The following restrictions exist when using the message fragmentation:
* Only the payload of the message may be fragmented. The control sequence may not span across several fragments.
* Only one sequence may be sent by one process at a time.
* Fragments must arrive in the correct order. i.e. if a sequence consists of 4 fragments, then the fragments have to arrive as 4, 3, 2, 1.
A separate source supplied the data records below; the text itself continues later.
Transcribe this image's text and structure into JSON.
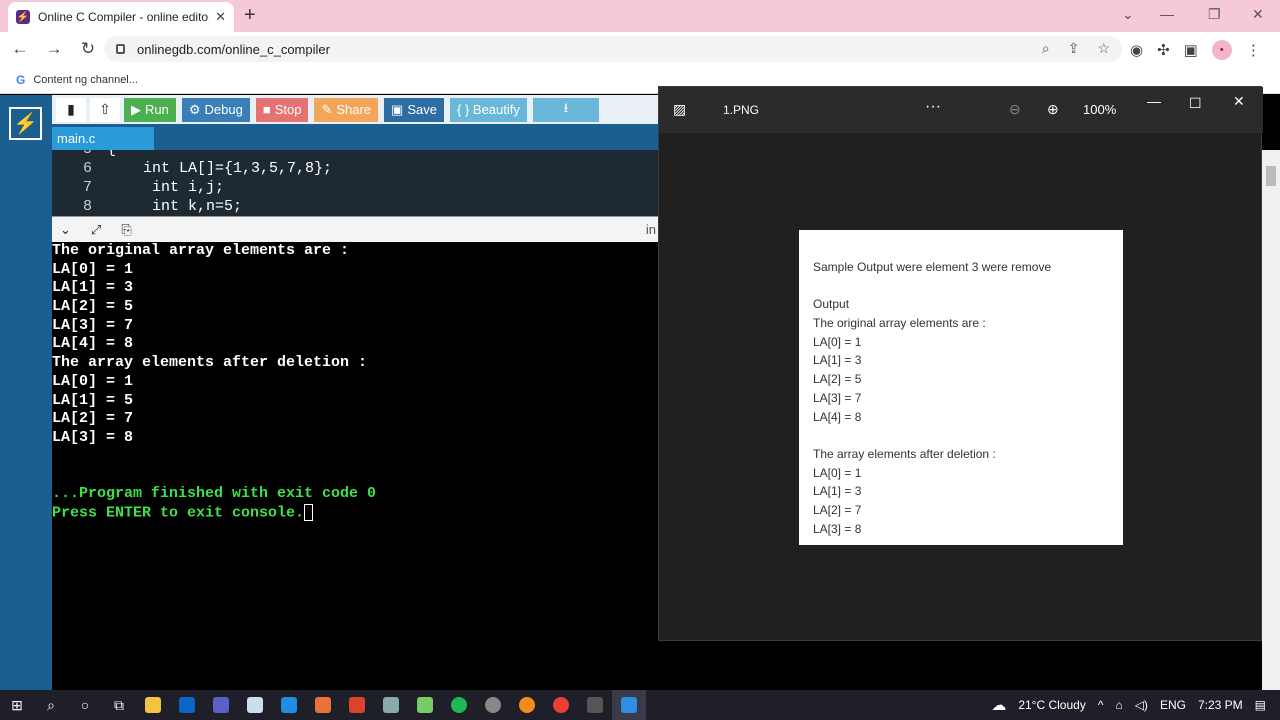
{
  "browser": {
    "tab_title": "Online C Compiler - online editor",
    "tab_close": "✕",
    "new_tab": "+",
    "url": "onlinegdb.com/online_c_compiler",
    "bookmark": "Content ng channel...",
    "avatar": "•"
  },
  "toolbar": {
    "run": "Run",
    "debug": "Debug",
    "stop": "Stop",
    "share": "Share",
    "save": "Save",
    "beautify": "{ } Beautify"
  },
  "editor": {
    "file_tab": "main.c",
    "lines": [
      {
        "n": "5",
        "code": "{"
      },
      {
        "n": "6",
        "code": "    int LA[]={1,3,5,7,8};"
      },
      {
        "n": "7",
        "code": "     int i,j;"
      },
      {
        "n": "8",
        "code": "     int k,n=5;"
      }
    ]
  },
  "console": {
    "bar_label": "in",
    "lines": [
      "The original array elements are :",
      "LA[0] = 1",
      "LA[1] = 3",
      "LA[2] = 5",
      "LA[3] = 7",
      "LA[4] = 8",
      "The array elements after deletion :",
      "LA[0] = 1",
      "LA[1] = 5",
      "LA[2] = 7",
      "LA[3] = 8",
      "",
      "",
      "...Program finished with exit code 0",
      "Press ENTER to exit console."
    ]
  },
  "viewer": {
    "file_name": "1.PNG",
    "more": "···",
    "zoom": "100%",
    "image_lines": [
      "Sample Output were element 3 were remove",
      "",
      "Output",
      "The original array elements are :",
      "LA[0] = 1",
      "LA[1] = 3",
      "LA[2] = 5",
      "LA[3] = 7",
      "LA[4] = 8",
      "",
      "The array elements after deletion :",
      "LA[0] = 1",
      "LA[1] = 3",
      "LA[2] = 7",
      "LA[3] = 8"
    ]
  },
  "taskbar": {
    "weather": "21°C  Cloudy",
    "lang": "ENG",
    "time": "7:23 PM"
  },
  "colors": {
    "accent": "#1a5f8f",
    "console_green": "#3fe04a",
    "tab_strip": "#f6c9d8"
  }
}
In addition to these changes to the Erlang Distribution protocol, this PR also fixes and optimizes many internal issues.
* Yielding during processes exit when sending many exit/down messages
* Change the distr inet driver to run in binary mode and fix dist.c to not copy the payload unneccisarily.
* Trap when sending distributed exit/1, exit/2 and monitor down messages.
NOTE: The documentation for the new distribution headers is not done yet.
In practice people send tons of data over distribution and it works fine nowadays. RabbitMQ for instance is a heavy user. Phoenix Pub/Sub as well.